October 1999 Bulletin

Court says 'clarifications' free private contracting

Physicians don't have to leave Medicare to give care

The U.S. Court of Appeals for the District of Columbia ruled in July that "clarifications" made by the Secretary of the Department of Health and Human Services meant there is no prohibition against physicians contracting privately with patients for services which would not be paid for by Medicare.

This would apply irrespective of whether it is categorically noncovered (e.g., plastic surgery); not "reasonable and necessary" in a particular case; or the Secretary never considers it to be "reasonable and necessary" (e.g., screening laboratory tests), said Kent Masterson Brown, an attorney who represented the United Seniors Association which filed the law suit.

The ruling means a physician need not opt out of Medicare for two years if he or she did accept payment for such services, Brown said.

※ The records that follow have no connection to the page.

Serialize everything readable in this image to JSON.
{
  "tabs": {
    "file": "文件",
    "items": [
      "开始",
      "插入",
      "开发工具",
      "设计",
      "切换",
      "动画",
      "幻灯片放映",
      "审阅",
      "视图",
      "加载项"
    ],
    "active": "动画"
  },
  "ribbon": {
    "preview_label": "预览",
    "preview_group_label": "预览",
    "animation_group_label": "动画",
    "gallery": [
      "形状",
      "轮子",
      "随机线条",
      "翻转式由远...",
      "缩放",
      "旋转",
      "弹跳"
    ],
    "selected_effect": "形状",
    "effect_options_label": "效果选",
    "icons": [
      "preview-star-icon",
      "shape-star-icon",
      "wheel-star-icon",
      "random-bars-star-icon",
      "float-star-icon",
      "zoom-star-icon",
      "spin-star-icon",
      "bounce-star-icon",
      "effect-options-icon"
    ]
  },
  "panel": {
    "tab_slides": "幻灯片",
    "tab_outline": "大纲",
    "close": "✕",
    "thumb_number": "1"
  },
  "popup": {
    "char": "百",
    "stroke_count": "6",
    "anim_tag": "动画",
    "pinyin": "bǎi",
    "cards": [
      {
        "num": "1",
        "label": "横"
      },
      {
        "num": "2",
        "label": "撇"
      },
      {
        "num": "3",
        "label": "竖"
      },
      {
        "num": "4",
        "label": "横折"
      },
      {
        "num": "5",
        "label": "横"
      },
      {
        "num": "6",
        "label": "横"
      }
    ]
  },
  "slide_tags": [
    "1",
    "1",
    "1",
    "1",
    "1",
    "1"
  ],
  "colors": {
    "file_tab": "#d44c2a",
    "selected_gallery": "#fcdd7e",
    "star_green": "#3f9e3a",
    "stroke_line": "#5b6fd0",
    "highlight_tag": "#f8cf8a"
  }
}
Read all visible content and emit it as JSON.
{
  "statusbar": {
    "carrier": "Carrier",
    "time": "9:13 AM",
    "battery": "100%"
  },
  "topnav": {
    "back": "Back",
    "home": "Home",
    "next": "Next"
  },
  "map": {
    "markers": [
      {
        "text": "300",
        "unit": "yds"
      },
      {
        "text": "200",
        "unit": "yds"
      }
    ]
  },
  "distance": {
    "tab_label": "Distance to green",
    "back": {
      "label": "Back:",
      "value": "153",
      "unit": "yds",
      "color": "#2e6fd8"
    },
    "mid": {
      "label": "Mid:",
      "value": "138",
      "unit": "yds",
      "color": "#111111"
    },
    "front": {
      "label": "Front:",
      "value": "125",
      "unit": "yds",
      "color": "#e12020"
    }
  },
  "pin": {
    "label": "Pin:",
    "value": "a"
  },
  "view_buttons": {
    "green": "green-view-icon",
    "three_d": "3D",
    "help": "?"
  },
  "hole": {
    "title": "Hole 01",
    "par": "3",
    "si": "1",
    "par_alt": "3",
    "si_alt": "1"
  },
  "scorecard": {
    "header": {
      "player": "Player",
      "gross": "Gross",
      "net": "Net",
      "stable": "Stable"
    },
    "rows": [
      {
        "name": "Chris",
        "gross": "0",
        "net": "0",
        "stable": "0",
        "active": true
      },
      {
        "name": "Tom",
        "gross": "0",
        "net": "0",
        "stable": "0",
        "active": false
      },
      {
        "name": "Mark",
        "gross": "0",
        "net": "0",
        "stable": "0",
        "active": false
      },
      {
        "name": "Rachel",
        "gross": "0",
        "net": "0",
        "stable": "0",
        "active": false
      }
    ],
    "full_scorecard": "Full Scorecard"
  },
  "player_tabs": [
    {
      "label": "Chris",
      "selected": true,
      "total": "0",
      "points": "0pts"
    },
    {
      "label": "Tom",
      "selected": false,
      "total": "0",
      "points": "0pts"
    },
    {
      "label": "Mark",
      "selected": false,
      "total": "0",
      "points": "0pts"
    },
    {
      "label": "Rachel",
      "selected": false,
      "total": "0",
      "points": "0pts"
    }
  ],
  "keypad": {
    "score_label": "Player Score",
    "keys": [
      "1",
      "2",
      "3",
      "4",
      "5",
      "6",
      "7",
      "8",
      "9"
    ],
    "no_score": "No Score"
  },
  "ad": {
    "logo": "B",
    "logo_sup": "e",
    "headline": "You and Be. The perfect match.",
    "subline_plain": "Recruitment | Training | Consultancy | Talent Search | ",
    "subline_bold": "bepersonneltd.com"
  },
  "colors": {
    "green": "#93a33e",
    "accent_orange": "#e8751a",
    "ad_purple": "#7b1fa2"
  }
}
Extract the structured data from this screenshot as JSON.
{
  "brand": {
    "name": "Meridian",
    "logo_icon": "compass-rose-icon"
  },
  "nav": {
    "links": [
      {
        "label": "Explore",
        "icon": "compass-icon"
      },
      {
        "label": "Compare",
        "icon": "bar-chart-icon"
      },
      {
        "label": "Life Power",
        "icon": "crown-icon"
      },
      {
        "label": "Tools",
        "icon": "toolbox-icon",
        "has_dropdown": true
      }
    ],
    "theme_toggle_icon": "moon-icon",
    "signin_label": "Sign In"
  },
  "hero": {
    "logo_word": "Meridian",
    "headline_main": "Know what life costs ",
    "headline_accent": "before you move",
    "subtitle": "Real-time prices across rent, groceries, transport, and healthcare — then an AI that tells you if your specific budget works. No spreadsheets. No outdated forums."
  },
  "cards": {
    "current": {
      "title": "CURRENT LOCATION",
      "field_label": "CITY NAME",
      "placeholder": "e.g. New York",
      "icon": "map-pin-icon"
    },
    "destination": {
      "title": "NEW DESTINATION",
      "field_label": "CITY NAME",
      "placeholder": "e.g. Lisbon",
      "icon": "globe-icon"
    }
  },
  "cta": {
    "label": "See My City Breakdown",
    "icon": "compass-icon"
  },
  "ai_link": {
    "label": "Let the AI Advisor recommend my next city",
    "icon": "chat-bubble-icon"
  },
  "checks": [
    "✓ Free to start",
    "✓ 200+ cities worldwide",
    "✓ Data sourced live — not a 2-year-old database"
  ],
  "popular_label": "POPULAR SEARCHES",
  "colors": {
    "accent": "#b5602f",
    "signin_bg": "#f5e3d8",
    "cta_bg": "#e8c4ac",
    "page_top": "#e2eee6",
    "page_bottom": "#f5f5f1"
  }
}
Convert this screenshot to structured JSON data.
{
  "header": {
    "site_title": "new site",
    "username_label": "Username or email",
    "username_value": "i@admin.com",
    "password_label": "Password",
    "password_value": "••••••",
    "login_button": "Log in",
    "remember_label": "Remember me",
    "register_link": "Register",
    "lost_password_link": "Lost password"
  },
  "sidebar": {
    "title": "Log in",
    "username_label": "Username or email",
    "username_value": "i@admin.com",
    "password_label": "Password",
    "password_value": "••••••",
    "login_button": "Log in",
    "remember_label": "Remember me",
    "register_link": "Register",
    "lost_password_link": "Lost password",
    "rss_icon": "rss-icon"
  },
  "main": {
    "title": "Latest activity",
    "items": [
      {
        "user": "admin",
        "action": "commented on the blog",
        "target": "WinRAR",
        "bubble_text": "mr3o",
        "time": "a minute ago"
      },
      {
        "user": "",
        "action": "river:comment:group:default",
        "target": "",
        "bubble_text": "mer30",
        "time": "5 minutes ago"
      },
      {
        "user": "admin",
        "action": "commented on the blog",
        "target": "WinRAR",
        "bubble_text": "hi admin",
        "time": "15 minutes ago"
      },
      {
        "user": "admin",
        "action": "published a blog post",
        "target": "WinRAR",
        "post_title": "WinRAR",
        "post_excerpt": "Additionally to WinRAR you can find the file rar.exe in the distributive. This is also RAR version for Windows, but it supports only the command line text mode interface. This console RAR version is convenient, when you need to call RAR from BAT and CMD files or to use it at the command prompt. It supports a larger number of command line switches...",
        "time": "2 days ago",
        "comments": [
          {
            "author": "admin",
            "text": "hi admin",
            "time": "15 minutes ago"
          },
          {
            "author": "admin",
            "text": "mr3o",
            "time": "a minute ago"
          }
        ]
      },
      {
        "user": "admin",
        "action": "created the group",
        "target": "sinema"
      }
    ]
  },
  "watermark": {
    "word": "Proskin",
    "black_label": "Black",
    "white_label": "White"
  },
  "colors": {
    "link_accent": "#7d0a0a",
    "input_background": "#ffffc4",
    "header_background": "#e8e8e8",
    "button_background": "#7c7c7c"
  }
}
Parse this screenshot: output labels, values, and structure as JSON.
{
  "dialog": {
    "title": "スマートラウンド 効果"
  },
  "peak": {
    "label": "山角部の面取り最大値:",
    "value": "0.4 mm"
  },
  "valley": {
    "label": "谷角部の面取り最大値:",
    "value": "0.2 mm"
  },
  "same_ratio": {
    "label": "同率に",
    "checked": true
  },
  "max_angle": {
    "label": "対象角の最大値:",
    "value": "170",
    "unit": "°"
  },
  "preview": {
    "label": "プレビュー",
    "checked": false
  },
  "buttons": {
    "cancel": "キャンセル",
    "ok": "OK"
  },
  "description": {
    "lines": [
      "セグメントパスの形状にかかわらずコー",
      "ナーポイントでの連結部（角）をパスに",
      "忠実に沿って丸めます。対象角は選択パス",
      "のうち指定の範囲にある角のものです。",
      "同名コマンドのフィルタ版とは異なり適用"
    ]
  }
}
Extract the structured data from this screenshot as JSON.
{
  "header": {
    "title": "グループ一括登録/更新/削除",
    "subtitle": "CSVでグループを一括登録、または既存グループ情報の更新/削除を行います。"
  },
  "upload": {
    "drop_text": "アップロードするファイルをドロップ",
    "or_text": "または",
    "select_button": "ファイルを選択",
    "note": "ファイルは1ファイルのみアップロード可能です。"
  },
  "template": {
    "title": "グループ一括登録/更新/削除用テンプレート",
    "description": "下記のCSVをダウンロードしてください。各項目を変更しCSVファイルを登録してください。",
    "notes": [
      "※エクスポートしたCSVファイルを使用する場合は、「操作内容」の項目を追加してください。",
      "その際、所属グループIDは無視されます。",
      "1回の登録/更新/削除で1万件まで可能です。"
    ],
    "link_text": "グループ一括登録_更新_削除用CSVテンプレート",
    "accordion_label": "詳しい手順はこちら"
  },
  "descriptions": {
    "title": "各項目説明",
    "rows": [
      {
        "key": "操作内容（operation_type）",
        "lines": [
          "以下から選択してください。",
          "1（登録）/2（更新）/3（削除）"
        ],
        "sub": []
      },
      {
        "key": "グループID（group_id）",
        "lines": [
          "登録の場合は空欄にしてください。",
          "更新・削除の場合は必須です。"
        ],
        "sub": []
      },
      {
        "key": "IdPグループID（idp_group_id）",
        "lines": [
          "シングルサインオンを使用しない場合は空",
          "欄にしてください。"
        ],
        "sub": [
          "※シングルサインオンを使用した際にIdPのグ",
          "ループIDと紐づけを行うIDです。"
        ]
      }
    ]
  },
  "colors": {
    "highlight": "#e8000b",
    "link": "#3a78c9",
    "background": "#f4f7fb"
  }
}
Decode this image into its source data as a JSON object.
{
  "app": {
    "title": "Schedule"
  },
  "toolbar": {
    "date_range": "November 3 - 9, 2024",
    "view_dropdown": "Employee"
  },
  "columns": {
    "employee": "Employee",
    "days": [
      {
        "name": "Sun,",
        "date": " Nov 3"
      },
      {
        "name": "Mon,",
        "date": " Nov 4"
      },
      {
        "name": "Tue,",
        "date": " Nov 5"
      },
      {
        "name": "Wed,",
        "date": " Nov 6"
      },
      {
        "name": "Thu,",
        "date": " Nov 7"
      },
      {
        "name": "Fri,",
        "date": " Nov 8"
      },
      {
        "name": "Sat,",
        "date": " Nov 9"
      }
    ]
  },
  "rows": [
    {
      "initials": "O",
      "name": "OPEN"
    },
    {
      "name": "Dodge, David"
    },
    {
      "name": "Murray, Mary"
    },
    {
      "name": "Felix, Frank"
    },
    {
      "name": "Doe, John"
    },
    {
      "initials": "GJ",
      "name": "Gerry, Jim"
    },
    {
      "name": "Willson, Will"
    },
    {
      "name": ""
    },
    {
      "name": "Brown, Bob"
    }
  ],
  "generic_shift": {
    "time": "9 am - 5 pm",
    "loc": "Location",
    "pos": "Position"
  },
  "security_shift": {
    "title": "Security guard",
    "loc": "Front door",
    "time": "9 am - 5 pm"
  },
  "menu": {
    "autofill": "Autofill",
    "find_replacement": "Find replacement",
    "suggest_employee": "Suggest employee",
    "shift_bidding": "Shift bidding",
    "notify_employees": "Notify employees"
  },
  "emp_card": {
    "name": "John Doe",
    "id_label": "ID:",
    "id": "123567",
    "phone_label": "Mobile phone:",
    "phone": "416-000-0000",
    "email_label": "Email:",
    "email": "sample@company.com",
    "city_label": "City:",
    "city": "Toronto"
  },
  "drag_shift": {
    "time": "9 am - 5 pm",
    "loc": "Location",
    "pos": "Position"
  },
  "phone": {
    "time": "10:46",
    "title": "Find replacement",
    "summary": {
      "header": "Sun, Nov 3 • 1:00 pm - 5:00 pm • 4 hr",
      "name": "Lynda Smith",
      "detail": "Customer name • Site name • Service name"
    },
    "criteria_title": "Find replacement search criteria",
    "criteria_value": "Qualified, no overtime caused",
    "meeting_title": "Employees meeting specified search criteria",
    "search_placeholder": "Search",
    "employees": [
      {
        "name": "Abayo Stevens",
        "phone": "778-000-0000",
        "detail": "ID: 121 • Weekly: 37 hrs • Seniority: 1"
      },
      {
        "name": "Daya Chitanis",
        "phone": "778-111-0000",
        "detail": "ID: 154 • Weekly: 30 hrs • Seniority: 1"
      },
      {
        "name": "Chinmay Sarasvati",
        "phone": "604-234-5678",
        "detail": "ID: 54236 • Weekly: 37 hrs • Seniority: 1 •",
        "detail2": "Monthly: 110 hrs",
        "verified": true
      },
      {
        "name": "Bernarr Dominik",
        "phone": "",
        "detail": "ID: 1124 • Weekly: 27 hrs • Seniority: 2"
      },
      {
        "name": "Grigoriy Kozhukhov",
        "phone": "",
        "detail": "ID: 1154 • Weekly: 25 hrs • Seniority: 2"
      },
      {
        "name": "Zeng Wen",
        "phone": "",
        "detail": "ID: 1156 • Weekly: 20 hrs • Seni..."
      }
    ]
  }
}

The seniors organization filed suit in 1997 in U.S. District Court for the District of Columbia, seeking a declaratory judgment that section 4507 of the Balanced Budget Act of 1997 unconstitutionally limited Medicare beneficiaries' ability to spend their own money to obtain health care under private contract with their doctors.

Brown said United Seniors asserted that under the system, a doctor could not freely give his or her Medicare patients health care services if her or she believed the Secretary would, or even might, determine they were not "reasonable or necessary" even though the doctor felt, under his or her professional standards of care, that those services were reasonable and necessary to the patent's health and well-being.

If the Secretary found that a doctor had provided a "pattern" of services that she determined were not "reasonable or necessary," the doctor could have been forced to pay a monetary penalties or be cited for fraud, Brown said.

Robert P. Nirschl, MD, orthopaedic surgeon, was one of five physicians who testified for the plaintiffs that the HHS policy was denying care because physicians were afraid to provide care, Brown said.

The District Court declined to rule on the constitutionality of section 4507 and United Seniors filed an appeal. Brown said the Court of Appeals declined to rule on the constitutionality of the section because it found that the policies of the Secretary with regard to Section 4507 had changed to such an extent during the course of the case, that they no longer prohibited Medicare beneficiaries from contracting privately to obtain services for which Medicare would not pay.

Brown said, "the court reached its result by relying on the Secretary's restatements and 'clarifications' that doctors may use the Advance Beneficiary Notice (ABN) procedure in the Medicare Act to provide any service for which Medicare might not pay. Under that process, if a doctor believes that Medicare might not pay for a service, he or she can give the patient an ABN, which notifies the patient in writing that Medicare may not or would not pay and in which the patient agrees to pay if and when Medicare doesn't. The Court sided with the Secretary that doctors can provide these services only "in accordance with accepted standards of medical care" and cannot use ABN's process to bill patients for "unwarranted" procedures.

If the doctor believes Medicare would not pay for the service, Brown said the physician does not need to follow the ABN process, but can contract directly with the patient because the court has determined Section 4507 does not apply where Medicare would not pay for the service.